In an election year certain to be defined by the growing gap between the wealthy and everyone else, Mitt Romney’s time at Bain Capital—during which he bought and restructured companies for a profit—is a liability. The Romney campaign knows this and has been aggressive in trying to turn Bain into a strength for Romney. In his stump speeches and debate performances, Romney has made Bain the centerpiece of his economic message, and when attacked on his former career, he presents it as a net positive. To wit, here’s how the Romney campaign responded after Newt Gingrich accused him of destroying American jobs:
Mitt Romney comes from the private sector, where the economy is built by hard work and entrepreneurial drive. It’s clear that after 30 years as a Washington insider, Newt Gingrich has no clue how the real world economy works. After 25 years in business, Mitt Romney understands how jobs come and go, and what we need to do to get our economy back on track.
With the The New York Times’s recent revelation that Romney has been collecting income from Bain since leaving in 1999, it might be more difficult for the former Massachusetts governor to play this game. As The Times describes, Romney “negotiated a retirement agreement with his former partners that has paid him a share of Bain’s profits ever since, bringing the Romney family millions of dollars in income each year and bolstering the fortune that has helped finance Mr. Romney’s political aspirations.” What’s more, this income is exempted from the normal marginal tax rates. The Times explains:
[S]ince Mr.
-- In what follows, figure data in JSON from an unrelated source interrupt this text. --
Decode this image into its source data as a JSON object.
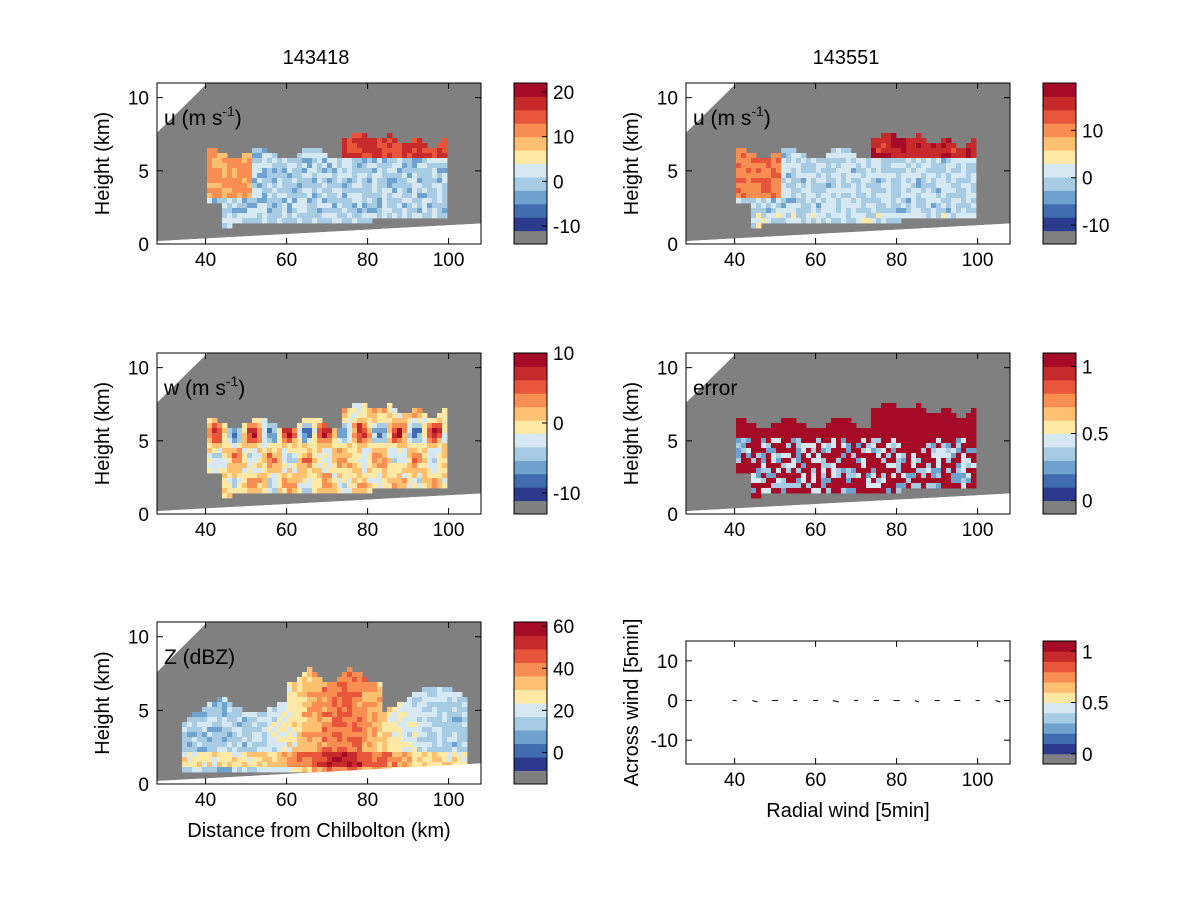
{
  "titles": [
    "143418",
    "143551"
  ],
  "colors": {
    "background_gray": "#808080",
    "palette": [
      "#808080",
      "#2c3a8e",
      "#3f6db0",
      "#6fa2cf",
      "#a6cbe3",
      "#d6e9f2",
      "#fde9a4",
      "#fdbf70",
      "#f98e52",
      "#e9553b",
      "#c62a2a",
      "#a50b26"
    ]
  },
  "chart_data": [
    {
      "type": "heatmap",
      "panel": "u-143418",
      "label": "u (m s-1)",
      "label_main": "u (m s",
      "label_sup": "-1",
      "label_tail": ")",
      "ylabel": "Height (km)",
      "xlabel": "",
      "xlim": [
        28,
        108
      ],
      "ylim": [
        0,
        11
      ],
      "xticks": [
        40,
        60,
        80,
        100
      ],
      "yticks": [
        0,
        5,
        10
      ],
      "colorbar": {
        "ticks": [
          "20",
          "10",
          "0",
          "-10"
        ],
        "tick_values": [
          20,
          10,
          0,
          -10
        ],
        "vmin": -14,
        "vmax": 22
      }
    },
    {
      "type": "heatmap",
      "panel": "u-143551",
      "label": "u (m s-1)",
      "label_main": "u (m s",
      "label_sup": "-1",
      "label_tail": ")",
      "ylabel": "Height (km)",
      "xlabel": "",
      "xlim": [
        28,
        108
      ],
      "ylim": [
        0,
        11
      ],
      "xticks": [
        40,
        60,
        80,
        100
      ],
      "yticks": [
        0,
        5,
        10
      ],
      "colorbar": {
        "ticks": [
          "10",
          "0",
          "-10"
        ],
        "tick_values": [
          10,
          0,
          -10
        ],
        "vmin": -14,
        "vmax": 20
      }
    },
    {
      "type": "heatmap",
      "panel": "w",
      "label": "w (m s-1)",
      "label_main": "w (m s",
      "label_sup": "-1",
      "label_tail": ")",
      "ylabel": "Height (km)",
      "xlabel": "",
      "xlim": [
        28,
        108
      ],
      "ylim": [
        0,
        11
      ],
      "xticks": [
        40,
        60,
        80,
        100
      ],
      "yticks": [
        0,
        5,
        10
      ],
      "colorbar": {
        "ticks": [
          "10",
          "0",
          "-10"
        ],
        "tick_values": [
          10,
          0,
          -10
        ],
        "vmin": -13,
        "vmax": 10
      }
    },
    {
      "type": "heatmap",
      "panel": "error",
      "label": "error",
      "label_main": "error",
      "label_sup": "",
      "label_tail": "",
      "ylabel": "Height (km)",
      "xlabel": "",
      "xlim": [
        28,
        108
      ],
      "ylim": [
        0,
        11
      ],
      "xticks": [
        40,
        60,
        80,
        100
      ],
      "yticks": [
        0,
        5,
        10
      ],
      "colorbar": {
        "ticks": [
          "1",
          "0.5",
          "0"
        ],
        "tick_values": [
          1,
          0.5,
          0
        ],
        "vmin": -0.1,
        "vmax": 1.1
      }
    },
    {
      "type": "heatmap",
      "panel": "Z",
      "label": "Z (dBZ)",
      "label_main": "Z (dBZ)",
      "label_sup": "",
      "label_tail": "",
      "ylabel": "Height (km)",
      "xlabel": "Distance from Chilbolton (km)",
      "xlim": [
        28,
        108
      ],
      "ylim": [
        0,
        11
      ],
      "xticks": [
        40,
        60,
        80,
        100
      ],
      "yticks": [
        0,
        5,
        10
      ],
      "colorbar": {
        "ticks": [
          "60",
          "40",
          "20",
          "0"
        ],
        "tick_values": [
          60,
          40,
          20,
          0
        ],
        "vmin": -15,
        "vmax": 62
      }
    },
    {
      "type": "scatter",
      "panel": "wind",
      "label": "",
      "ylabel": "Across wind [5min]",
      "xlabel": "Radial wind [5min]",
      "xlim": [
        28,
        108
      ],
      "ylim": [
        -16,
        15
      ],
      "xticks": [
        40,
        60,
        80,
        100
      ],
      "yticks": [
        -10,
        0,
        10
      ],
      "arrows_x": [
        40,
        45,
        50,
        55,
        60,
        65,
        70,
        75,
        80,
        85,
        90,
        95,
        100,
        105
      ],
      "arrows_y": [
        0,
        0,
        0,
        0,
        0,
        0,
        0,
        0,
        0,
        0,
        0,
        0,
        0,
        0
      ],
      "colorbar": {
        "ticks": [
          "1",
          "0.5",
          "0"
        ],
        "tick_values": [
          1,
          0.5,
          0
        ],
        "vmin": -0.1,
        "vmax": 1.1
      }
    }
  ]
}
Romney’s payouts from Bain have come partly from the firm’s share of profits on its customers’ investments, that income probably qualifies for the 15 percent tax rate reserved for capital gains, rather than the 35 percent that wealthy taxpayers pay on ordinary income. […]
“These are options that are not available to the ordinary taxpayer,” said Victor Fleischer, a law professor at the University of Colorado who studies financial firms. “You continue to take your carried interest—a return on labor, not capital invested—and you’re paying 15 percent on it instead of high marginal income rates.”
In other words, at the same time that he is trying to portray himslf as a champion of the middle class, Romney is collecting large amounts of investment income, paying a low tax rate, and pushing for new policies that would yield him—and others with his wealth—lower taxes and greater income.
By itself, Romney’s time with Bain isn’t enough to sink his standing with a general electorate. But when attached to the revelation that he has continued to profit from layoffs and corporate restructuring, it becomes a potent attack on a candidate who—in appearance and substance—represents the interests of the one percent.